At 21 years old, Candy Dungan picked up a longboard for the first time and her world has never been the same. The Golden, Colorado skater started taking the sport of downhill skateboarding seriously and entered her first professional competition in 2016. Quickly, Candy was able to capture the attention and respect of many spectators, sponsors, and athletes in the sport. She took second place in the North American Tour in 2016 and went on to beat all other racers in the first race of the 2017 World Circuit. Building on that momentum, Candy began training for the 2018 World Circuit.
It was here where everything changed. During a training run in Colorado Springs, Candy crashed into a metal guardrail at 45mph while taking a downhill turn. Despite wearing a spine protector, she suffered a T-11 complete spinal cord injury from the crash and is now paralyzed from the waist down. Candy's doctor mentioned that "she has a three-percent chance of walking again."
Since injury, Candy has lived every day with one goal: to defy the odds.
Currently, Candy is embarking on a long recovery process inclusive of physical therapy and multiple acupuncture sessions each week. Recently, she completed an assisted walk with crutches and continues to reclaim pieces of independence each day.
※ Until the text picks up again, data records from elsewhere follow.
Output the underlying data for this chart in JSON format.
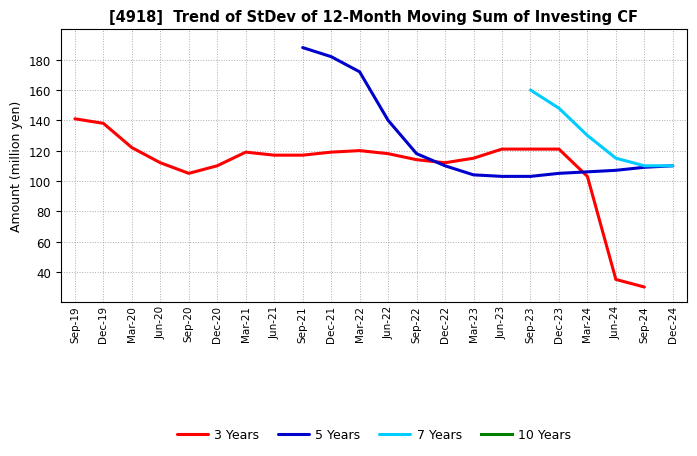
{
  "title": "[4918]  Trend of StDev of 12-Month Moving Sum of Investing CF",
  "ylabel": "Amount (million yen)",
  "background_color": "#ffffff",
  "grid_color": "#999999",
  "ylim": [
    20,
    200
  ],
  "yticks": [
    40,
    60,
    80,
    100,
    120,
    140,
    160,
    180
  ],
  "x_labels": [
    "Sep-19",
    "Dec-19",
    "Mar-20",
    "Jun-20",
    "Sep-20",
    "Dec-20",
    "Mar-21",
    "Jun-21",
    "Sep-21",
    "Dec-21",
    "Mar-22",
    "Jun-22",
    "Sep-22",
    "Dec-22",
    "Mar-23",
    "Jun-23",
    "Sep-23",
    "Dec-23",
    "Mar-24",
    "Jun-24",
    "Sep-24",
    "Dec-24"
  ],
  "series_3y_x": [
    0,
    1,
    2,
    3,
    4,
    5,
    6,
    7,
    8,
    9,
    10,
    11,
    12,
    13,
    14,
    15,
    16,
    17,
    18,
    19,
    20
  ],
  "series_3y_y": [
    141,
    138,
    122,
    112,
    105,
    110,
    119,
    117,
    117,
    119,
    120,
    118,
    114,
    112,
    115,
    121,
    121,
    121,
    103,
    35,
    30
  ],
  "series_3y_color": "#ff0000",
  "series_3y_label": "3 Years",
  "series_5y_x": [
    8,
    9,
    10,
    11,
    12,
    13,
    14,
    15,
    16,
    17,
    18,
    19,
    20,
    21
  ],
  "series_5y_y": [
    188,
    182,
    172,
    140,
    118,
    110,
    104,
    103,
    103,
    105,
    106,
    107,
    109,
    110
  ],
  "series_5y_color": "#0000cc",
  "series_5y_label": "5 Years",
  "series_7y_x": [
    16,
    17,
    18,
    19,
    20,
    21
  ],
  "series_7y_y": [
    160,
    148,
    130,
    115,
    110,
    110
  ],
  "series_7y_color": "#00ccff",
  "series_7y_label": "7 Years",
  "series_10y_x": [],
  "series_10y_y": [],
  "series_10y_color": "#008000",
  "series_10y_label": "10 Years"
}
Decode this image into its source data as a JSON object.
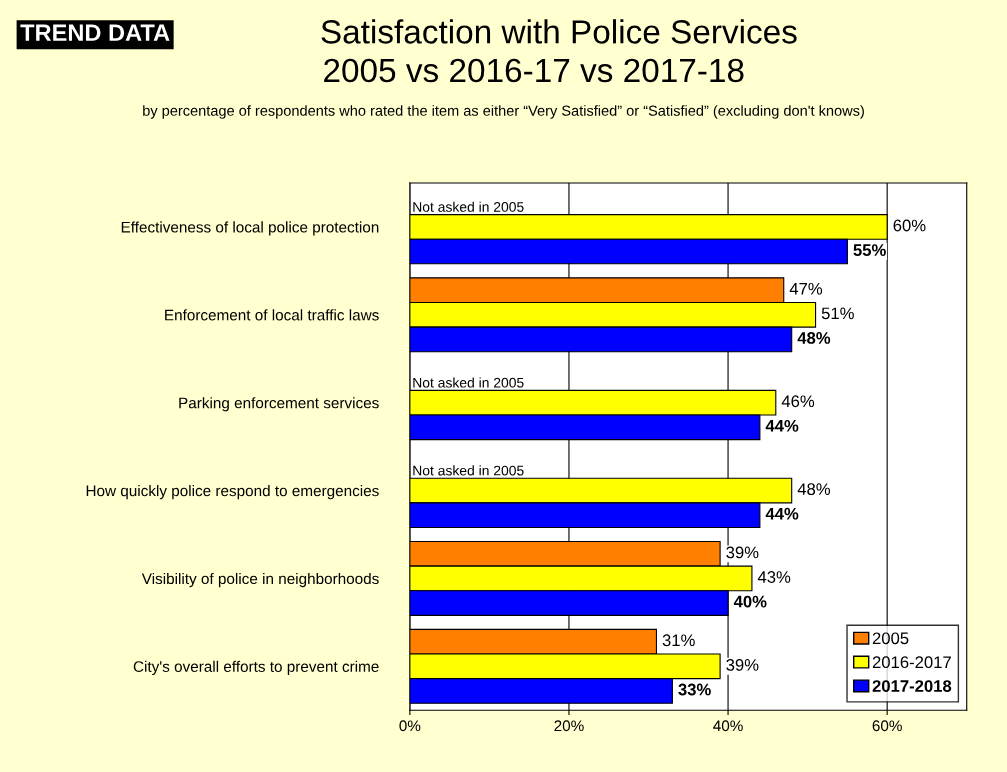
{
  "chart_data": {
    "type": "bar",
    "orientation": "horizontal",
    "title": "Satisfaction with Police Services\n2005 vs 2016-17 vs 2017-18",
    "subtitle": "by percentage of respondents who rated the item as either “Very Satisfied” or “Satisfied” (excluding don't knows)",
    "categories": [
      "Effectiveness of local police protection",
      "Enforcement of local traffic laws",
      "Parking enforcement services",
      "How quickly police respond to emergencies",
      "Visibility of police in neighborhoods",
      "City's overall efforts to prevent crime"
    ],
    "series": [
      {
        "name": "2005",
        "color": "#ff8000",
        "values": [
          null,
          47,
          null,
          null,
          39,
          31
        ],
        "value_labels": [
          null,
          "47%",
          null,
          null,
          "39%",
          "31%"
        ]
      },
      {
        "name": "2016-2017",
        "color": "#ffff00",
        "values": [
          60,
          51,
          46,
          48,
          43,
          39
        ],
        "value_labels": [
          "60%",
          "51%",
          "46%",
          "48%",
          "43%",
          "39%"
        ]
      },
      {
        "name": "2017-2018",
        "color": "#0000ff",
        "values": [
          55,
          48,
          44,
          44,
          40,
          33
        ],
        "value_labels": [
          "55%",
          "48%",
          "44%",
          "44%",
          "40%",
          "33%"
        ]
      }
    ],
    "xlim": [
      0,
      70
    ],
    "xticks": [
      {
        "value": 0,
        "label": "0%"
      },
      {
        "value": 20,
        "label": "20%"
      },
      {
        "value": 40,
        "label": "40%"
      },
      {
        "value": 60,
        "label": "60%"
      }
    ],
    "grid": "x",
    "legend": "bottom right",
    "annotations": [
      "TREND DATA",
      "Not asked in 2005",
      "Not asked in 2005",
      "Not asked in 2005"
    ]
  }
}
So far, she is well on her way to defy the odds and get back on her board. Not that she really ever left her board, that is . . .
One would think that a complete spinal cord injury is more than enough to prevent someone from “bombing” as Candy would say, massive hills and mountain-side roads on a plank of wood with wheels, but not Candy. Earlier this year, she began practicing adaptive downhill street luge, like downhill skateboarding but from a seated position. She started to make great progress just days after getting familiar with the board. Candy claims to have been able to "by[ass the initial learning curve" of riding the street luge because several "technical aspects" are similar to downhill skateboarding. Her confidence in her adaptive street luge career and overall recovery is growing with every mountain ride she takes on.
Candy Dungan is the true embodiment of a rebel female and Babe Shredder. When asked what Babe Shredder meant to her, Candy stated, “It’s about female empowerment and increasing the representation women receive in action sports and the media in general.” Candy appreciates the low-pressure environment Babe Shredder creates where “women can come together to celebrate one another in their different board sport disciplines.” Her advice for younger women who are interested in joining the world of board sports and the Babe Shredder movement? “Take advantage of everything that comes your way. Stay strong. Don’t let anybody stop you.” Speaking true to her own words, Candy plans to support efforts in making adaptive street luge an official division of street luge competitions. Currently, adaptive street luge is not accepted by luge competition officials. Babe Shredder and all board sport industries are lucky to have Candy Dungan as a leader and advocate.